Remelas e selfies em hospitais
uma crónica de Filipe Amorim

O meu domingo termina a olhar para o teto do hospital. À minha volta tenho vozes que não reconheço e caras que não me consigo virar para ver. Colocaram-me um colar cervical ao pescoço e relembram-me que não me devo mexer. Limito-me a contemplar os tetos dos vários corredores a que me vão empurrando e ouço as conversas entre médicos e enfermeiros. Falam sem filtros e sobre assuntos pessoais e fofocas. Não parecem importados se eu, ou outros, os ouvem. Eu cá acho que lhes dá um toque mais humano e pergunto-me se o fazem de propósito.
    O meu único receio momentâneo é que se distraiam e espetem a minha maca contra alguma porta ou parede. Estou tão desconfortável, que dispenso outra colisão. Deixaram-me envolvo num colchão insuflável quente que me impede de mover. As minhas sapatilhas rotas e ensanguentadas transpiram-me os pés sem meias e de pouco serve que esteja sem camisola. Está um calor absurdo. E enquanto convoco pensamentos positivos para afastar esta quase claustrofobia que me invade, descubro uma gota de sangue no teto. Não minha, mas ainda assim. É uma gota de sangue esguichada no teto.

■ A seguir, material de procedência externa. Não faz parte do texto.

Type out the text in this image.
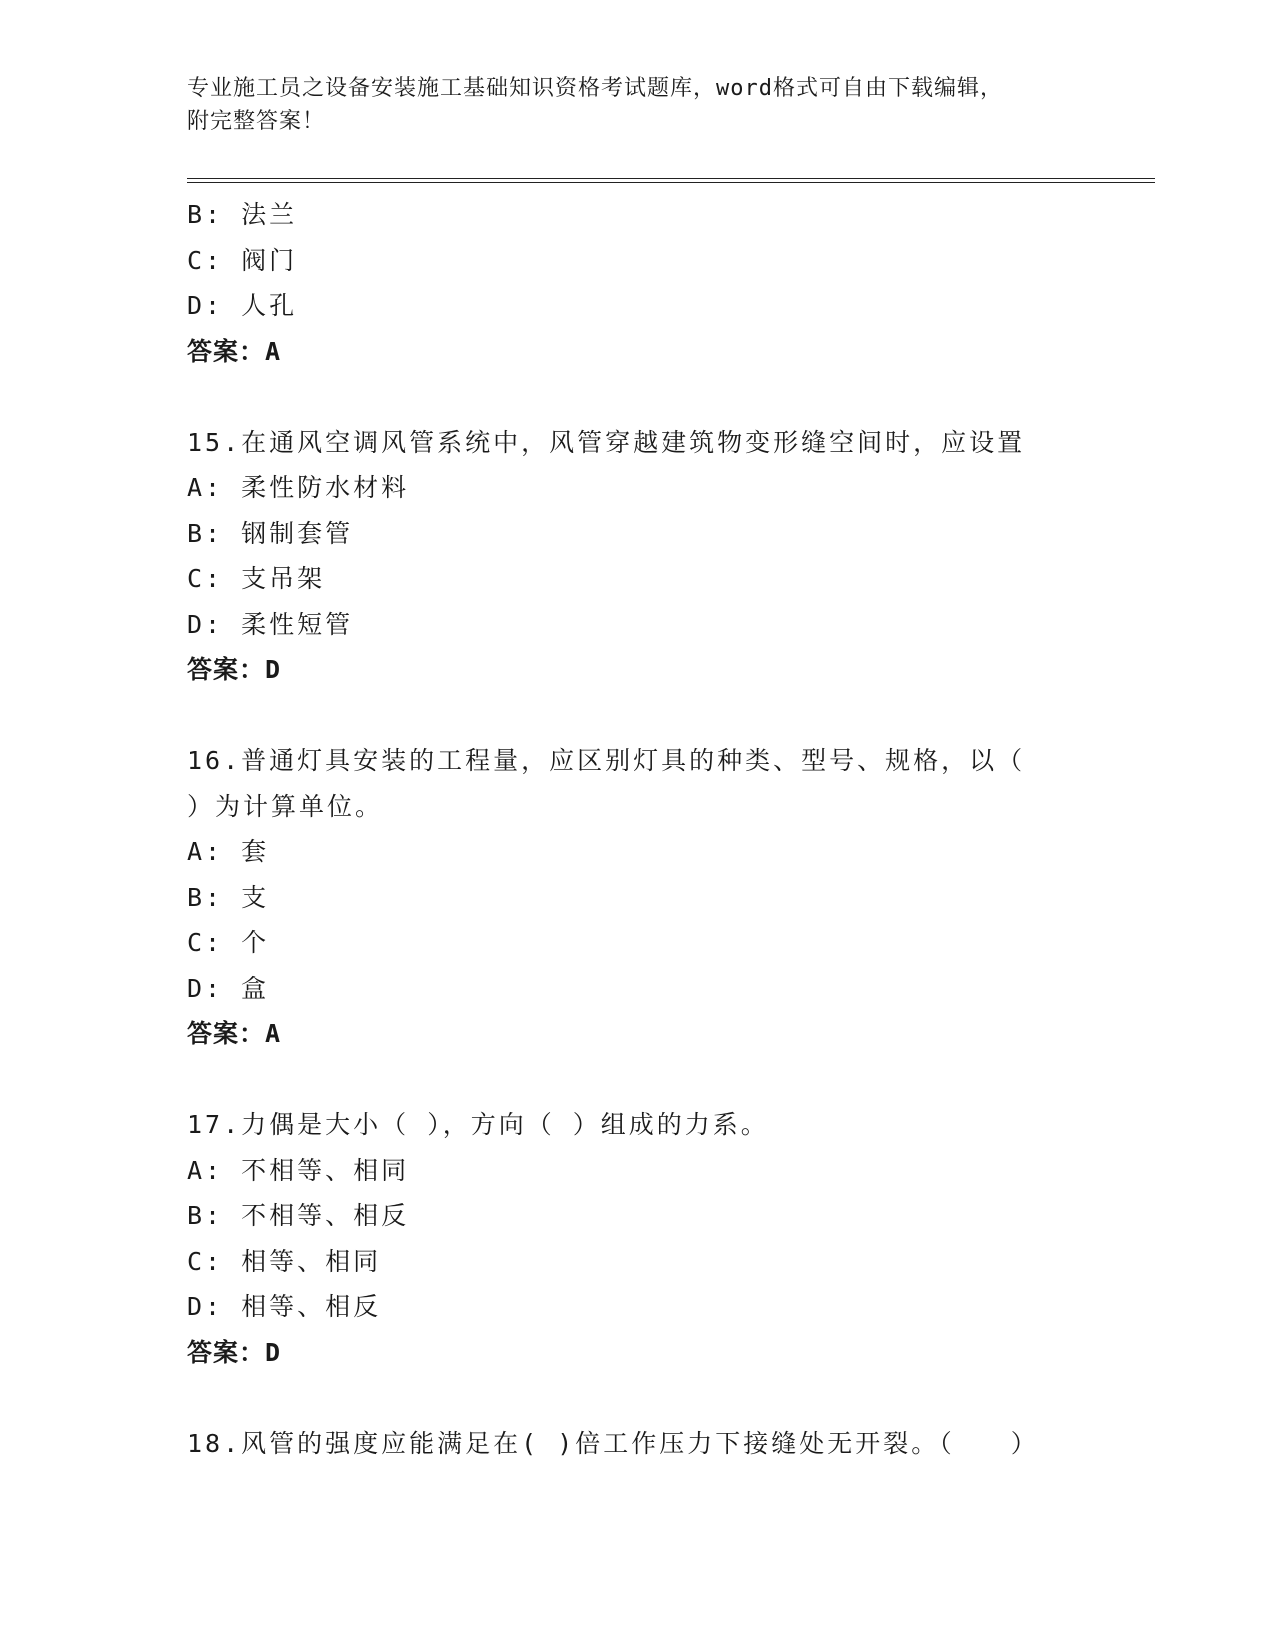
专业施工员之设备安装施工基础知识资格考试题库，word格式可自由下载编辑，
附完整答案！
B: 法兰
C: 阀门
D: 人孔
答案：A
15.在通风空调风管系统中，风管穿越建筑物变形缝空间时，应设置
A: 柔性防水材料
B: 钢制套管
C: 支吊架
D: 柔性短管
答案：D
16.普通灯具安装的工程量，应区别灯具的种类、型号、规格，以（
）为计算单位。
A: 套
B: 支
C: 个
D: 盒
答案：A
17.力偶是大小（ ），方向（ ）组成的力系。
A: 不相等、相同
B: 不相等、相反
C: 相等、相同
D: 相等、相反
答案：D
18.风管的强度应能满足在( )倍工作压力下接缝处无开裂。（　　）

    Encostam-me no canto de uma sala e um médico injeta-me medicação para as dores na coxa esquerda. Dizem-me que tenho fazer um raio-X e, se não tiver nada partido, já me poderei levantar para levar pontos. Não sei se entendo muito bem a ordem do processo. Entretanto é suposto ficar a sangrar até à morte? Mas eles é que sabem, eu não consegui ver os ferimentos. Eu só dramatizo.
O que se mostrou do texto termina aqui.